Apologies, then, if these thoughts seem rather jumbled and disconnected, but that’s because my mind is rather jumbled and disconnected. It’s been quite a day, a two hour journey home via a selection of unknown bus routes didn’t help matters, besides which I’ve just watched nearly three hours of news coverage.
It’s an odd sensation — an almost queasy sensation — seeing streets and sights you know looking so alien. Debris, injured people, emergency services scampering everywhere, even spattered blood.
I’m already feeling bad about my first reaction when the news started coming in this morning, at a time when we were all still under the impression that the incidents had been caused by a ‘power surge’ on the tube. I think I probably uttered some cynical, well-rehearsed but terribly tired comments about the tube system grinding to a halt, creaking infrastructure, blah blah blah.
Of course, as the morning developed, my heart sank. I shivered.
I feel the need to repeat that — I shivered. Sitting at my desk, discussing the events with colleagues with an increasing sense of alarm, and I was shivering.
Paranoia and lack of self-confidence went out of the window, as I picked up my mobile phone and instantly texted people. An act that would normally take me half an hour of mental preparation and worrying was done without a second thought. I needed to know that the people I cared about were safe, and any of my little screw-ups about ‘bothering’ people who didn’t want to be bothered were the last thing on my mind.
I knew that one friend was very likely to be using Edgware Road station. Fortunately, I heard from her very quickly. She had forgotten to go to M&S to buy herself a sandwich for lunch, so she nipped back to get it. If she hadn’t, she might well have been at the station, possibly even on the train, at the exact moment the explosion happened. As it was, by the time she turned up, Edgware Road was closed and the area was being cleared.
Another friend — well, I was a little worried that she might have been in the King’s Cross/Russell Square area, but I couldn’t get through to her mobile. Landline calls were made between various mutual friends and acquaintances. Had anyone heard from her? Did anyone know where she was? No and no.
It wasn’t until about four o’clock this afternoon that I received any news. Details are still a little sketchy, but it seems that she had been standing on the Piccadilly Line platform at King’s Cross waiting for a train — the train on which the second of today’s explosions happened — when she heard an almighty bang from inside the tunnel. Apparently, she sustained a few small cuts and bruises, the latter caused mainly by the rush to get out of the station, but otherwise she’s OK. Shaken but safe.
Two near misses. Two lucky escapes. People I know. People whom I’m fortunate enough to call friends. Another one of those shivers has just gone through me.

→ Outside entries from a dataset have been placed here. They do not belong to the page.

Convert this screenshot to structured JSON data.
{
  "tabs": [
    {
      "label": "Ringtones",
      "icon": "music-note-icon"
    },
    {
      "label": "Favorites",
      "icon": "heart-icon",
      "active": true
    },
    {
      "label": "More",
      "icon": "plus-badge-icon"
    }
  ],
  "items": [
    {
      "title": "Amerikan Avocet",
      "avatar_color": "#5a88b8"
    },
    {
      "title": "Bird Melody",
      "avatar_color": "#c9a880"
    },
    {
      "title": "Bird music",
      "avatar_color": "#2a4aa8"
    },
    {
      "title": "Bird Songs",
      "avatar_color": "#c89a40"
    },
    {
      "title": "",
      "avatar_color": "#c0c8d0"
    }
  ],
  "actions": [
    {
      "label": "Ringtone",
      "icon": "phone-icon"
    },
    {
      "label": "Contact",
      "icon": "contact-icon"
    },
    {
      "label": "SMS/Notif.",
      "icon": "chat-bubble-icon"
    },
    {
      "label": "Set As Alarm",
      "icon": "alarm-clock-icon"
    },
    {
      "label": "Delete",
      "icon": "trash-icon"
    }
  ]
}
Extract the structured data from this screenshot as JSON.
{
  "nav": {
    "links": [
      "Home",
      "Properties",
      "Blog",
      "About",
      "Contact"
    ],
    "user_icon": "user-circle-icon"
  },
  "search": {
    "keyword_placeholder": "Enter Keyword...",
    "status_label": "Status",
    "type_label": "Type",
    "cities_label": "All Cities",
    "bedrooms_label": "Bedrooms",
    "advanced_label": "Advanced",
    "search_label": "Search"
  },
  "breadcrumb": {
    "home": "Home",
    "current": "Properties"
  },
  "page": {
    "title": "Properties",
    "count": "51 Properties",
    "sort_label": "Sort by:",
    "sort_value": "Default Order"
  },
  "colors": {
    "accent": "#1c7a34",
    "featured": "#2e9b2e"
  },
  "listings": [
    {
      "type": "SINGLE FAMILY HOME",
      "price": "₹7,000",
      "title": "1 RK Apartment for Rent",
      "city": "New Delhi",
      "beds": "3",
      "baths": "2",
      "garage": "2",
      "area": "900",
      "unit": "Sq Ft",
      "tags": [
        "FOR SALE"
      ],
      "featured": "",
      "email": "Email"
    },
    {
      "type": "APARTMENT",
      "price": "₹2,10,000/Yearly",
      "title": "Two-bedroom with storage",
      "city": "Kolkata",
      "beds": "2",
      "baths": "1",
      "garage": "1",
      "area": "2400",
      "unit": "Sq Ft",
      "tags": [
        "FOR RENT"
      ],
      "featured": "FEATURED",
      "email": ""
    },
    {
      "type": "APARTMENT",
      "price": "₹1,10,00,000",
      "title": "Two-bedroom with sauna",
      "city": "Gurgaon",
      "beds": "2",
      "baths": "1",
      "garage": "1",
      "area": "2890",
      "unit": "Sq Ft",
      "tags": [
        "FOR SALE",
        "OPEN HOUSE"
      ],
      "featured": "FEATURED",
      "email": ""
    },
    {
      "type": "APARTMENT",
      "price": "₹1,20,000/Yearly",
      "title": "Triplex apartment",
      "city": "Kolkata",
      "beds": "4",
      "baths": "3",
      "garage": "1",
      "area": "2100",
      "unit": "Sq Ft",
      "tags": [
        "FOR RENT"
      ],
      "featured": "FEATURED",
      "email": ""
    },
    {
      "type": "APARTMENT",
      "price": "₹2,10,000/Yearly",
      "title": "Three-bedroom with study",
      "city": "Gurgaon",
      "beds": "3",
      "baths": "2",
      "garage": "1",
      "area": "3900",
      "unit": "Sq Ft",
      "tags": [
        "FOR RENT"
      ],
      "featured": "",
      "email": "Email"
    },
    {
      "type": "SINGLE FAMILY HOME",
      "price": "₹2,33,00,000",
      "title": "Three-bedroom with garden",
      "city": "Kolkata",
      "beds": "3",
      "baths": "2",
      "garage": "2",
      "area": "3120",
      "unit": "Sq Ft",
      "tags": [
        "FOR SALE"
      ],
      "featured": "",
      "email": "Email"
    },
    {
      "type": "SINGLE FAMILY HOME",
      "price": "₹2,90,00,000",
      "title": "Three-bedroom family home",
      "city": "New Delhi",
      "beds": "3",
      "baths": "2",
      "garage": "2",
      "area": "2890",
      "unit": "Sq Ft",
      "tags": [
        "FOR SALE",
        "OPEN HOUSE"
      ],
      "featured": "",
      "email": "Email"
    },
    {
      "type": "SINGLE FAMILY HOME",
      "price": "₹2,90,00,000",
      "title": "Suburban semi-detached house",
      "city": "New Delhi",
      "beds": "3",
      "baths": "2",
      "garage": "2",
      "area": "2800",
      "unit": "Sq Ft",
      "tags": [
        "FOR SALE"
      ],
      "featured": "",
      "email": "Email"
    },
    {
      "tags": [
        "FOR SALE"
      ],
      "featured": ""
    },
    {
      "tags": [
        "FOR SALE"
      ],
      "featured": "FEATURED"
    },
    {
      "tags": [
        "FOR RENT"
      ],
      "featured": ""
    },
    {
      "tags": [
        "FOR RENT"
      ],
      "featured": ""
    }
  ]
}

“They choose to come to London, as so many have come before because they come to be free, they come to live the life they choose, they come to be able to be themselves. They flee you because you tell them how they should live. They don’t want that and nothing you do, however many of us you kill, will stop that flight to our city where freedom is strong and where people can live in harmony with one another. Whatever you do, however many you kill, you will fail” — Ken Livingstone, Mayor of London
I’m terribly cynical at times. Horribly cynical. You’ll have noticed that by now, no doubt. A speech like the one given earlier today by Ken Livingstone would normally have me snorting with derision. Not today, though. Today, this city that I sometimes can’t abide, this city that I’ve called home since 1989 but have frequently dreamt of getting the hell out of, this city that has sometimes seemed like the loneliest and most unfriendly place in the world, this city with all its incessant noise and fumes and litter and crime and, oh, you know, all that annoying urban stuff — well, today this is my city, and I’m proud of it.
If anything, I’ve got an even higher regard for London after today’s tragic events than I had yesterday, when the success of the city’s 2012 Olympic bid was announced. The people behind that event seemed to me like distant society figures, no matter how much they talked about this being “our success” and “our Olympics”. But today has been all about how the people of London — and in that I include the superb professionalism and calming authority of the emergency services — reacted remarkably to a series of unpredictable and shockingly violent events.